Machtkampf mehrerer Richter Brasiliens Ex-Präsident Lula bleibt in Haft

Ein brasilianischer Richter ordnete die Freilassung von Ex-Präsident Lula an, ein anderer kassierte das Urteil, der erste wollte das nicht hinnehmen. Nun hat der Gerichtspräsident das Kompetenzgerangel mit einem Machtwort beendet.

Luiz Inácio Lula da Silva (März 2018)
REUTERS

Luiz Inácio Lula da Silva (März 2018)


Juristisches Gezerre um den brasilianischen Ex-Präsidenten Luiz Inácio Lula da Silva: Nachdem ein Bundesrichter in Porto Alegre zunächst die sofortige Freilassung des 72-Jährigen angeordnet hatte, stoppte der Präsident des Gerichts am Sonntag die vorläufige Entlassung des ehemaligen Staatschefs wieder. Mit dem Machtwort beendete Gerichtspräsident Thompson Flores ein stundenlanges Kompetenzgerangel zwischen mehreren Richtern. In den örtlichen Medien war von "juristischer Anarchie" die Rede.

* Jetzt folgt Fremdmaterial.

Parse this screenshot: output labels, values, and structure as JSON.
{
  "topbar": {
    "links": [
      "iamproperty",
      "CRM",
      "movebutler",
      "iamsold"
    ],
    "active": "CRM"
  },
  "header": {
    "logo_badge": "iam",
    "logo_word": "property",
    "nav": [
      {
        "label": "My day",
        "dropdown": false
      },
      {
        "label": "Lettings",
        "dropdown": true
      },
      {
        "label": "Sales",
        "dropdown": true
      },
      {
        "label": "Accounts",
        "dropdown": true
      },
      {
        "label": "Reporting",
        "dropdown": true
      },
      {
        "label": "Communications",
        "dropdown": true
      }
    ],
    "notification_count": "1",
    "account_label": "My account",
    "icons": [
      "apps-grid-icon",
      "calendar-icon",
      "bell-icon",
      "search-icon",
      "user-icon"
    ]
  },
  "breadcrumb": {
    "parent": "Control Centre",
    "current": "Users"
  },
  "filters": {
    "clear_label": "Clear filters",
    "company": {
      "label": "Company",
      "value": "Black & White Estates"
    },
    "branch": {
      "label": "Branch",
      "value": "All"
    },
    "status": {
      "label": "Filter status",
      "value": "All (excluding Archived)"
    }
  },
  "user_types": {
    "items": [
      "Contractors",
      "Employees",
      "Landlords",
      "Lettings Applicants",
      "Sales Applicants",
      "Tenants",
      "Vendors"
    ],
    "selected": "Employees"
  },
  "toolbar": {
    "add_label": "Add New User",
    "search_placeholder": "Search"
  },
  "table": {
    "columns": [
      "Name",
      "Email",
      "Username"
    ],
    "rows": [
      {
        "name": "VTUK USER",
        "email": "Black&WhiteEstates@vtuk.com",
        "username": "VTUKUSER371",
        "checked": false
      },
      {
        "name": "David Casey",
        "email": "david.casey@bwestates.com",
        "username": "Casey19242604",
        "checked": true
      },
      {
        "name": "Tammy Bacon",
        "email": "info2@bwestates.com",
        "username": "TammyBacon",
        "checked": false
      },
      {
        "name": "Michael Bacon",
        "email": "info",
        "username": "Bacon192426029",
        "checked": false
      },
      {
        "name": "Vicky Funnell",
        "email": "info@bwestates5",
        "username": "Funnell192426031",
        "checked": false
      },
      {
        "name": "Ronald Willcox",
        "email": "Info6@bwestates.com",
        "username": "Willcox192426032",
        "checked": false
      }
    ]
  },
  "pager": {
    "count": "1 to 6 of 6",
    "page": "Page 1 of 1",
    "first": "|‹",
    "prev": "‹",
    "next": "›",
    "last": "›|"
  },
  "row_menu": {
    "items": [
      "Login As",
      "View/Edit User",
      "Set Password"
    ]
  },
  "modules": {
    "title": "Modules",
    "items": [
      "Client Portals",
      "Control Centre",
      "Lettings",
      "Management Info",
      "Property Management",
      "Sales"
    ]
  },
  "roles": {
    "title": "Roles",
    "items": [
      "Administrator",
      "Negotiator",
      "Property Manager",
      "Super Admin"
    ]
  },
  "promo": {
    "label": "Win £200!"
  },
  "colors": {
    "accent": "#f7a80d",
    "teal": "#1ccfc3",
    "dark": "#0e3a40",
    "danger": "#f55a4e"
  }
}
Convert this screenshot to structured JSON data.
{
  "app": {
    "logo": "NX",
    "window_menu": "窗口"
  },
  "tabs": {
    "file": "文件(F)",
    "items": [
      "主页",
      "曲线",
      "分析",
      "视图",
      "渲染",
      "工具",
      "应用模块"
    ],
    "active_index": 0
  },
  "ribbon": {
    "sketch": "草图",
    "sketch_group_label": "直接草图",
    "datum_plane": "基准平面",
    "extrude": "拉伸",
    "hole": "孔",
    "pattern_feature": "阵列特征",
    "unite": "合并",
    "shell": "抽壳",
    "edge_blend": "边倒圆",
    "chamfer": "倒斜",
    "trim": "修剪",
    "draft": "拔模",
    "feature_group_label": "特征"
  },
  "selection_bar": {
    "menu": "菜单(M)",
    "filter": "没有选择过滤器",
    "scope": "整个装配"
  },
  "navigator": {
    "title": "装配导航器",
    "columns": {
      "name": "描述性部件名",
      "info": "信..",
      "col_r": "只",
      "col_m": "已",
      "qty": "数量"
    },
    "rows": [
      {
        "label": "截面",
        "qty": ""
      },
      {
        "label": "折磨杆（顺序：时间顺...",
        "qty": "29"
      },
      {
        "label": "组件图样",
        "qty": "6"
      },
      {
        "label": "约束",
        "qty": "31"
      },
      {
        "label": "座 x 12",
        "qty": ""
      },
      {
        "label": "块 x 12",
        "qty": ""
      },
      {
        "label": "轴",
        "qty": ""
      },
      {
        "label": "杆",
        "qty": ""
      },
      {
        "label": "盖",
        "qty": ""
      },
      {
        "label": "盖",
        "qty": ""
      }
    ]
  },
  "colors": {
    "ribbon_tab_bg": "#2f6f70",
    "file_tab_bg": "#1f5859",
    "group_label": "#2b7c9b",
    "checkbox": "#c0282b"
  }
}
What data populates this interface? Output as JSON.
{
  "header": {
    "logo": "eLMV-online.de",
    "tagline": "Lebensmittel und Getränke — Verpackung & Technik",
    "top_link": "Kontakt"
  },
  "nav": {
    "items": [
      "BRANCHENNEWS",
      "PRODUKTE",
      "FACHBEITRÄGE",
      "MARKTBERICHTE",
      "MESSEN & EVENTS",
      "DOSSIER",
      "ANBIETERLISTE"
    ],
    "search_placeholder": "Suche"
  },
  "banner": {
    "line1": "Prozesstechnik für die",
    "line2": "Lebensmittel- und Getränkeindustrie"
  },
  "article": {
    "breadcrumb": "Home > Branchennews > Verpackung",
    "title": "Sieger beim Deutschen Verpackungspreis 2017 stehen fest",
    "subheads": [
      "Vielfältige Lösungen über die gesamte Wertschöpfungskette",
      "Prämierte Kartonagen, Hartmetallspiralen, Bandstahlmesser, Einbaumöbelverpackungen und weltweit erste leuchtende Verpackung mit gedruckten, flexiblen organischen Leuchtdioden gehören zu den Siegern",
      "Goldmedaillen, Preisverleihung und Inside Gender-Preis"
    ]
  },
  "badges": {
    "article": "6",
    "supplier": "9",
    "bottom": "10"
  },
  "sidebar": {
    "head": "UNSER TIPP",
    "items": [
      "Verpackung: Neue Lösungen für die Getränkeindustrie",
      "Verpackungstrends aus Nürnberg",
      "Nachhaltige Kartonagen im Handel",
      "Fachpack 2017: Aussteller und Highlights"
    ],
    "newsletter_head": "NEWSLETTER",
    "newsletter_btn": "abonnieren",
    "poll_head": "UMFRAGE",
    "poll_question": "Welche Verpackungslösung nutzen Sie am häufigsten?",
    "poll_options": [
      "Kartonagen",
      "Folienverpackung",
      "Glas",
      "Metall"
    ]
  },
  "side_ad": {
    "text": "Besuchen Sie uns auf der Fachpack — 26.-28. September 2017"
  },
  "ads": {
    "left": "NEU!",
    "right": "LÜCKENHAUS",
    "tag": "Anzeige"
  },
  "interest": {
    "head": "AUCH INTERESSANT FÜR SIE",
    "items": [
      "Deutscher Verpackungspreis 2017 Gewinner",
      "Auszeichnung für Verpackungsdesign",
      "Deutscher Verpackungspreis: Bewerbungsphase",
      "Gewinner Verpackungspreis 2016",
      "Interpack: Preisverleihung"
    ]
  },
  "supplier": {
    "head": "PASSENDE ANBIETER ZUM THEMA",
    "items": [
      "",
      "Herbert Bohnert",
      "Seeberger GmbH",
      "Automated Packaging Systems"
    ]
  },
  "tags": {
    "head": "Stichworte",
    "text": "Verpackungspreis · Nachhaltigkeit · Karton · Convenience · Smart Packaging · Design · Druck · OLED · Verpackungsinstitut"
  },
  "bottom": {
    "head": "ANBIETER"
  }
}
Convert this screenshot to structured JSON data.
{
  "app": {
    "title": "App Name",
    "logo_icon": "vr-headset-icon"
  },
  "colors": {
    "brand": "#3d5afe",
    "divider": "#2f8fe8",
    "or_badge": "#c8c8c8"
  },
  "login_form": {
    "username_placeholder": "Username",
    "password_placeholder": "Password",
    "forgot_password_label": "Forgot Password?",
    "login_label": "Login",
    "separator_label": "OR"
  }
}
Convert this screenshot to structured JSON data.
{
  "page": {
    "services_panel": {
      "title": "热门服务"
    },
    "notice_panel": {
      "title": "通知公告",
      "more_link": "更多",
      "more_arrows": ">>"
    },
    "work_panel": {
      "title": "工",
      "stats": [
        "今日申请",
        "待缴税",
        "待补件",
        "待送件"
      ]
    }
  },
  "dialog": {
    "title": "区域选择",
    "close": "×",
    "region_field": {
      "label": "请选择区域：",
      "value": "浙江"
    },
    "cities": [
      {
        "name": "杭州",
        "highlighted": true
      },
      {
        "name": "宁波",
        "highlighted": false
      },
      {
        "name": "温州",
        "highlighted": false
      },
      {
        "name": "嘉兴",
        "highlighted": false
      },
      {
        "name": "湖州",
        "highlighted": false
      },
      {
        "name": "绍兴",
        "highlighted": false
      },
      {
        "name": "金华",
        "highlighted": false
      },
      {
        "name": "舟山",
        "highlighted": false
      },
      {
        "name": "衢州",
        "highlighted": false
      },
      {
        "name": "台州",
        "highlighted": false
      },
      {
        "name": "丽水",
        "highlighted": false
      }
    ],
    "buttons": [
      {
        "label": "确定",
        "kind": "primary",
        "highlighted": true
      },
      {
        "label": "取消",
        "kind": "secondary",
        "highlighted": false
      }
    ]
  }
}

Das juristische Hin und Her im Überblick:

  • Zunächst hatte Rogério Favreto, Bundesrichter aus Porto Alegre, einem Antrag auf einstweilige Verfügung stattgegeben und Lulas Freilassung aus dem Gefängnis in Curitiba angeordnet. Es gebe keine rechtliche Grundlage für seine Inhaftierung und Lula könne das Berufungsverfahren gegen sein Urteil in Freiheit abwarten, hieß es in seiner Entscheidung. Mehrere Abgeordnete von Lulas linker Arbeiterpartei hatten den Antrag auf einstweilige Verfügung am Freitagabend gestellt, als der Bereitschaftsdienst des der Partei wohlgesonnenen Richters Favreto begann. Als der Jurist dem Antrag am Sonntagmorgen stattgab, feierten Lulas Anhänger bereits ihren Sieg.
  • Was folgte, war ein juristischer Schlagabtausch: Zunächst meldete sich Sergio Moro zu Wort, jener Strafrichter am Bundesgericht in Curitiba, der Lula verurteilt hatte. Das Gericht in Porto Alegre verfüge nicht über die notwendige Kompetenz, um die Haftstrafe gegen den Ex-Präsidenten auszusetzen, erklärte er.
  • Der für den Prozess zuständige Richter João Gebran Neto kassierte daraufhin die Entlassung von Brasiliens prominentestem Häftling umgehend. Die Polizei solle Lula nicht auf freien Fuß setzen, bis er den Fall geprüft habe, entschied der Jurist.
  • Favreto verfasste wiederum eine weitere Entscheidung und befahl der Polizei, Lula binnen einer Stunde frei zu lassen.
  • Da schritt Gerichtspräsident Thompson Flores ein. Er entschied, dass die Kompetenz beim zuständigen Richter Gebran liege. Lula bleibt zunächst also hinter Gittern. Abgeordnete seiner Arbeiterpartei sprachen daraufhin von "Freiheitsberaubung". Die Gruppe Anwälte für die Demokratie stellte Strafanzeige gegen Richter Moro.

Der Machtkampf der Richter hat entscheidenden Einfluss auf die politische Zukunft Brasiliens. Lula will bei der Wahl im Oktober erneut für das höchste Staatsamt kandidieren. In den Umfragen liegt er deutlich vorn. Auf dem zweiten Platz folgt der ultrarechte Ex-Militär Jair Bolsonaro.

Lula verbüßt seit Anfang April eine zwölfjährige Freiheitsstrafe wegen Korruption. Er soll von einem Bauunternehmen die Renovierung eines Luxus-Appartements angenommen haben. Lula weist die Vorwürfe zurück. Er sieht sich als Opfer einer Verschwörung rechter Politiker, der Justiz und der Medien und bezeichnet sich selbst als politischen Gefangenen.